Dans ses dernières conclusions notifiées et déposées au greffe par voie électronique le 27 juin 2022, Mme [F] demande à la cour de :
- confirmer le jugement entrepris en ce qu'il a :
dit que son licenciement est nul,
condamné la société Du Pareil Au Même au paiement de :
dommages et intérêts pour licenciement nul,
dommages et intérêts en réparation du préjudice subi du fait des circonstances vexatoires et brutales de la rupture,
indemnité au titre de l'article 700 du code de procédure civile,
entiers dépens,
ordonné la capitalisation annuelle des intérêts,
débouté la société DPAM de ses demandes,
- réformer le jugement entrepris s'agissant du quantum des demandes suivantes :
dommages et intérêts pour licenciement nul,
dommages et intérêts en réparation du préjudice subi du fait des circonstances vexatoires et brutales de la rupture,
- réformer le jugement entrepris s'agissant du point de départ des intérêts,
en conséquence, statuant à nouveau et y ajoutant :
à titre principal, condamner la société Du Pareil Au Même à lui verser la somme de 204 055,02 euros à titre de dommages et intérêts pour licenciement nul,
à titre subsidiaire:
- juger que son licenciement est dénué de cause réelle et sérieuse,
- condamner la société Du Pareil Au Même à lui verser la somme de 204 055,02 euros à titre de dommages et intérêts pour licenciement sans cause réelle et sérieuse,
en tout état de cause :
- condamner la société à lui verser les sommes de :
45 345,56 euros au titre de la réparation du préjudice subi du fait des circonstances vexatoires et brutales de la rupture,
3 000 euros au titre de l'article 700 du code de procédure civile,
' ordonner le report du point de départ des intérêts à la date de la saisine du conseil de prud'hommes,
- ordonner la capitalisation judiciaire des intérêts,
- ordonner l'affichage de la décision à intervenir sous astreinte de 200 euros par jour de retard, l'affichage devant être assuré pendant un mois sur les panneaux réservés aux communications de la direction,
- condamner la société Du Pareil Au Même aux entiers dépens,
- débouter la société Du Pareil Au Même de l'intégralité de ses demandes.
L'ordonnance de clôture a été rendue le 28 juin 2022 et l'audience de plaidoiries a été fixée au 30 septembre 2022.
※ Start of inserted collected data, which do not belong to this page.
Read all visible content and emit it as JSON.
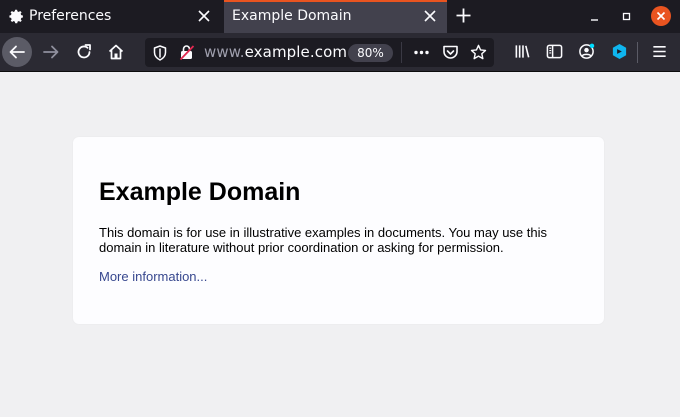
{
  "tabs": [
    {
      "title": "Preferences",
      "icon": "gear-icon",
      "active": false
    },
    {
      "title": "Example Domain",
      "active": true
    }
  ],
  "window": {
    "controls": [
      "minimize",
      "restore",
      "close"
    ],
    "accent": "#e95420"
  },
  "urlbar": {
    "url_prefix": "www.",
    "url_host": "example.com",
    "zoom": "80%"
  },
  "page": {
    "heading": "Example Domain",
    "body": "This domain is for use in illustrative examples in documents. You may use this domain in literature without prior coordination or asking for permission.",
    "link": "More information...",
    "link_color": "#38488f"
  },
  "colors": {
    "tabstrip": "#1c1b22",
    "active_tab": "#42414d",
    "toolbar": "#2b2a33",
    "page_bg": "#f0f0f2",
    "card_bg": "#fdfdff"
  }
}
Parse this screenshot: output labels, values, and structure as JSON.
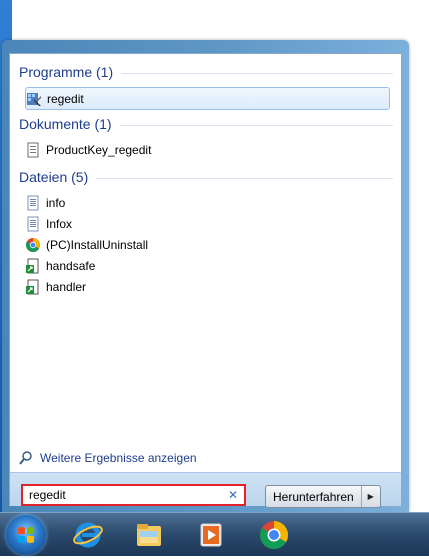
{
  "sections": {
    "programs": {
      "title": "Programme (1)",
      "items": [
        {
          "label": "regedit",
          "icon": "regedit-icon"
        }
      ]
    },
    "documents": {
      "title": "Dokumente (1)",
      "items": [
        {
          "label": "ProductKey_regedit",
          "icon": "document-icon"
        }
      ]
    },
    "files": {
      "title": "Dateien (5)",
      "items": [
        {
          "label": "info",
          "icon": "text-file-icon"
        },
        {
          "label": "Infox",
          "icon": "text-file-icon"
        },
        {
          "label": "(PC)InstallUninstall",
          "icon": "chrome-icon"
        },
        {
          "label": "handsafe",
          "icon": "shortcut-icon"
        },
        {
          "label": "handler",
          "icon": "shortcut-icon"
        }
      ]
    }
  },
  "more_results": {
    "label": "Weitere Ergebnisse anzeigen",
    "icon": "magnifier-icon"
  },
  "search": {
    "value": "regedit",
    "clear_icon": "close-icon"
  },
  "shutdown": {
    "label": "Herunterfahren",
    "arrow_icon": "triangle-right-icon"
  },
  "taskbar": {
    "icons": [
      "windows-start-orb",
      "internet-explorer-icon",
      "file-explorer-icon",
      "media-player-icon",
      "chrome-icon"
    ]
  },
  "colors": {
    "section_title": "#1e3d8f",
    "highlight_border": "#9cc0e8",
    "search_border": "#e0222b"
  }
}
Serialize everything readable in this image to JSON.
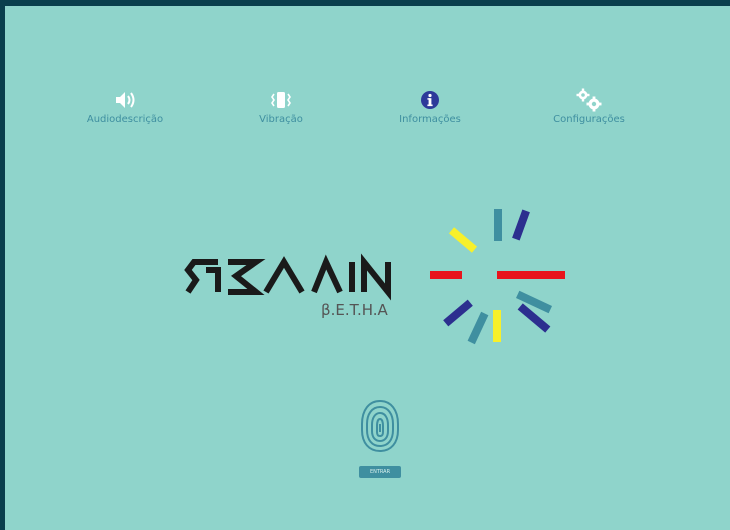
{
  "toolbar": {
    "items": [
      {
        "label": "Audiodescrição",
        "icon": "speaker-icon"
      },
      {
        "label": "Vibração",
        "icon": "vibration-icon"
      },
      {
        "label": "Informações",
        "icon": "info-icon"
      },
      {
        "label": "Configurações",
        "icon": "gears-icon"
      }
    ]
  },
  "logo": {
    "wordmark": "GRAIN",
    "subtitle": "β.E.T.H.A"
  },
  "login": {
    "button_label": "ENTRAR",
    "icon": "fingerprint-icon"
  },
  "colors": {
    "background": "#8fd4cb",
    "accent_teal": "#3f8fa0",
    "info_blue": "#2d3a9a",
    "logo_red": "#e8141c",
    "logo_yellow": "#f7f02a",
    "logo_navy": "#2c2f8f",
    "logo_steel": "#3f8fa0"
  }
}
Il convient de se reporter aux énonciations de la décision déférée pour plus ample exposé des faits et de la procédure antérieure, ainsi qu'aux conclusions susvisées pour l'exposé des moyens des parties devant la cour.
SUR QUOI
Sur la nullité du licenciement:
La société Du Pareil Au Même soutient avoir mis en place un licenciement économique collectif de moins de 10 salaries (7 membres du comité de direction concernés) en parfaite conformité avec les dispositions du code du travail et ne nécessitant pas la mise en place d'un PSE. À ce titre, elle indique avoir reçu l'avis favorable du comité d'entreprise. Elle conteste avoir dépassé le seuil de 10 salariés licenciés pour motif économique et soutient que la salariée n'apporte aucun élément précis soutenant cette allégation. En outre, l'appelante souligne qu'elle est particulièrement affectée par l'évolution à la baisse des ventes dans le prêt-à-porter pour enfants, dont il résulte une baisse du chiffre d'affaires en raison d'une forte concurrence sur ce marché, due au développement exponentiel de nouveaux acteurs. Elle fait valoir qu'il lui appartient de prendre les mesures nécessaires pour s'adapter à ces évolutions et sauvegarder sa compétitivité, soutient avoir respecté son obligation de reclassement de Mme [F] et avoir procédé à des recherches au sein de l'ensemble des entités du groupe mais qu'aucun poste équivalent à celui de la salariée n'était disponible. Elle précise qu'il lui a été proposé des postes d'une catégorie professionnelle inférieure par le biais de propositions écrites, précises et personnalisées, tant sur le territoire national qu'à l'international, qui ont été refusés par la salariée.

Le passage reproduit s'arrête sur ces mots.